KFC Uerdingen will gegen Dresden "auf Sieg" spielen

Schon mit einem Unentschieden im Nachholspiel gegen Dynamo Dresden (Samstag, 14 Uhr) könnte der KFC Uerdingen die Abstiegsplätze verlassen. Interimstrainer Stefan Reisinger, der letztmals alleine auf der Bank sitzen wird, peilt allerdings drei Punkte an. Derweil hat der DFB die Lizenz für die kommende Saison an Auflagen und Bedingungen geknüpft.

"Es helfen nur drei Punkte"

Bevor Reisinger ab Montag mit Jürgen Press einen Trainer an die Seite gestellt bekommt, der über die erforderliche Fußballlehrer-Lizenz verfügt, ist der 39-Jährige am Samstag ein letztes Mal auf sich alleine gestellt.

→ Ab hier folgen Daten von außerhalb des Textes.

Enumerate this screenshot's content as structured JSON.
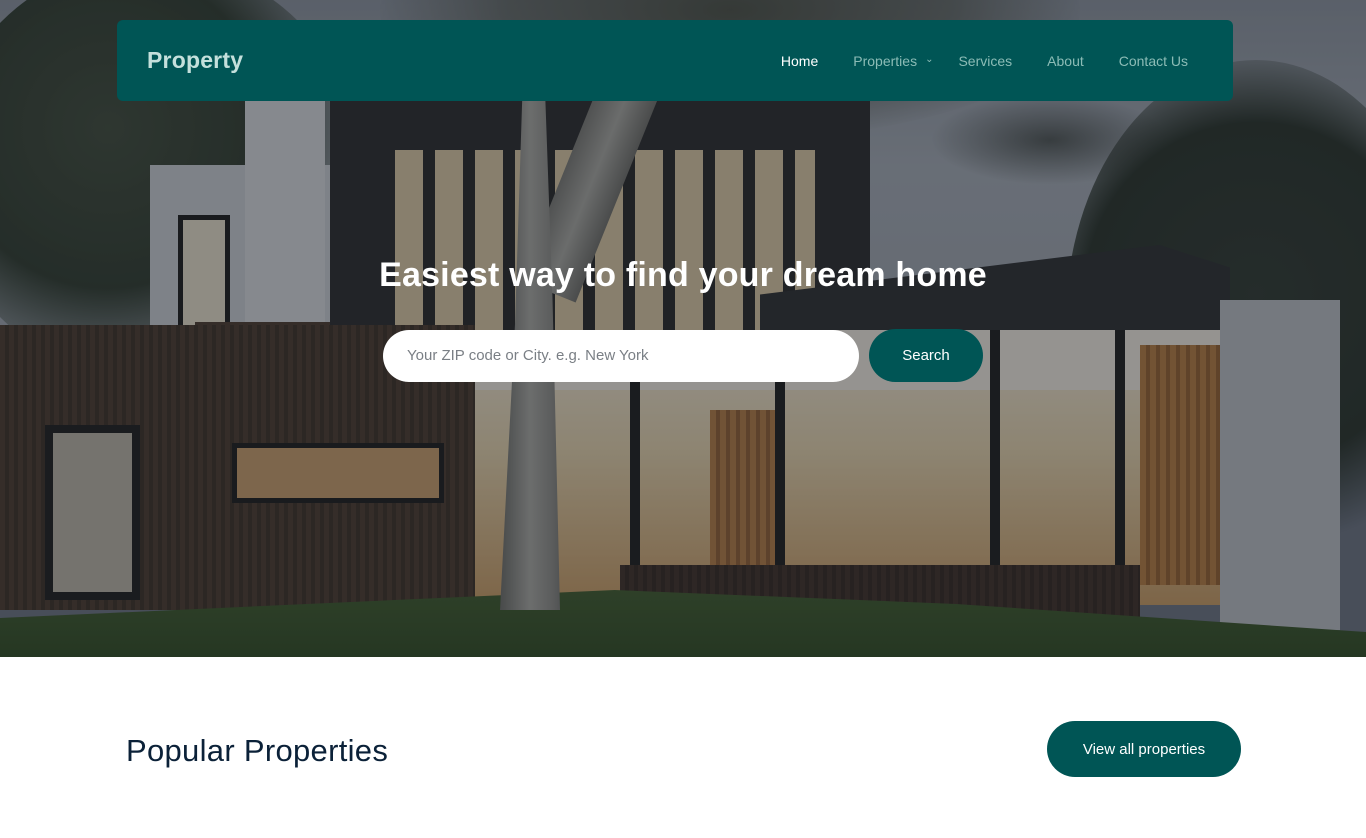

Die Marschrichtung ist klar: "Wir spielen auf Sieg", wird Reisinger in der "Rheinischen Post" zitiert. Der gebürtige Landshuter weiß: "In der aktuellen Situation helfen nur drei Punkte. Aber das ist bei Dynamo genauso. Die wollen wieder die Tabellenführung übernehmen." Uerdingen würde mit einem Punktgewinn wieder über den Strich rücken, drei Zähler gegen würden gar Rang 15 bedeuten.

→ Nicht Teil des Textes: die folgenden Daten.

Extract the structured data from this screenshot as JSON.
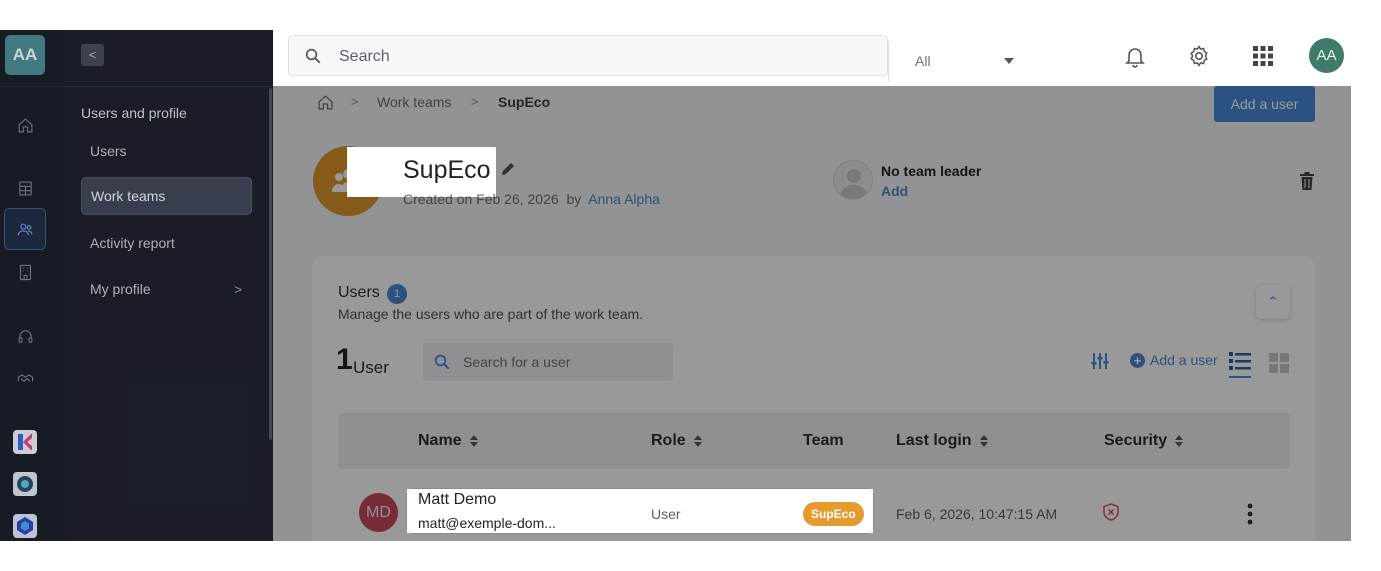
{
  "rail": {
    "logo": "AA",
    "icons": [
      "home-icon",
      "building-icon",
      "users-icon",
      "office-icon",
      "headset-icon",
      "handshake-icon"
    ],
    "apps": [
      "kdrive-app-icon",
      "kmeet-app-icon",
      "kchat-app-icon"
    ]
  },
  "sidebar": {
    "heading": "Users and profile",
    "items": [
      {
        "label": "Users"
      },
      {
        "label": "Work teams"
      },
      {
        "label": "Activity report"
      },
      {
        "label": "My profile"
      }
    ]
  },
  "topbar": {
    "search_placeholder": "Search",
    "search_scope": "All",
    "avatar": "AA"
  },
  "breadcrumb": {
    "items": [
      "Work teams",
      "SupEco"
    ]
  },
  "header": {
    "add_user_button": "Add a user",
    "team_name": "SupEco",
    "created_text": "Created on Feb 26, 2026",
    "created_by_prefix": "by",
    "created_by": "Anna Alpha",
    "leader_text": "No team leader",
    "leader_add": "Add"
  },
  "users_card": {
    "title": "Users",
    "count_badge": "1",
    "subtitle": "Manage the users who are part of the work team.",
    "big_count": "1",
    "count_word": "User",
    "search_placeholder": "Search for a user",
    "add_user_link": "Add a user",
    "columns": [
      "Name",
      "Role",
      "Team",
      "Last login",
      "Security"
    ],
    "rows": [
      {
        "initials": "MD",
        "name": "Matt Demo",
        "email": "matt@exemple-dom...",
        "role": "User",
        "team": "SupEco",
        "last_login": "Feb 6, 2026, 10:47:15 AM"
      }
    ]
  },
  "colors": {
    "accent": "#4a89d9",
    "team_orange": "#e39a2e",
    "avatar_red": "#c84a61",
    "sidebar_bg": "#1e222b"
  }
}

Noch ist der KFC im Exil in Lotte aber ohne Sieg. Entsprechend will Reisinger "Einsatzwillen von den Jungs sehen, von der ersten Minute an müssen sie brennen. Das ist doch eine geile Konstellation gegen eine starke Mannschaft. Was gibt es Schöneres? An diesem Wochenende gibt es nur ganz wenige Spiele, alle schauen auf uns, das Spiel wird im Fernsehen gezeigt. Wer da nicht Bock hat, muss mir das Trikot geben". Für die Partie gegen Dynamo stehen Reisinger allerdings nur 15 Feldspieler zur Verfügung, da Adriano Grimaldi (Corona), Tim Albutat (Kreuzbandriss), Mike Feigenspan, Christian Kinsombi und Osayamen Osawe allesamt ausfallen.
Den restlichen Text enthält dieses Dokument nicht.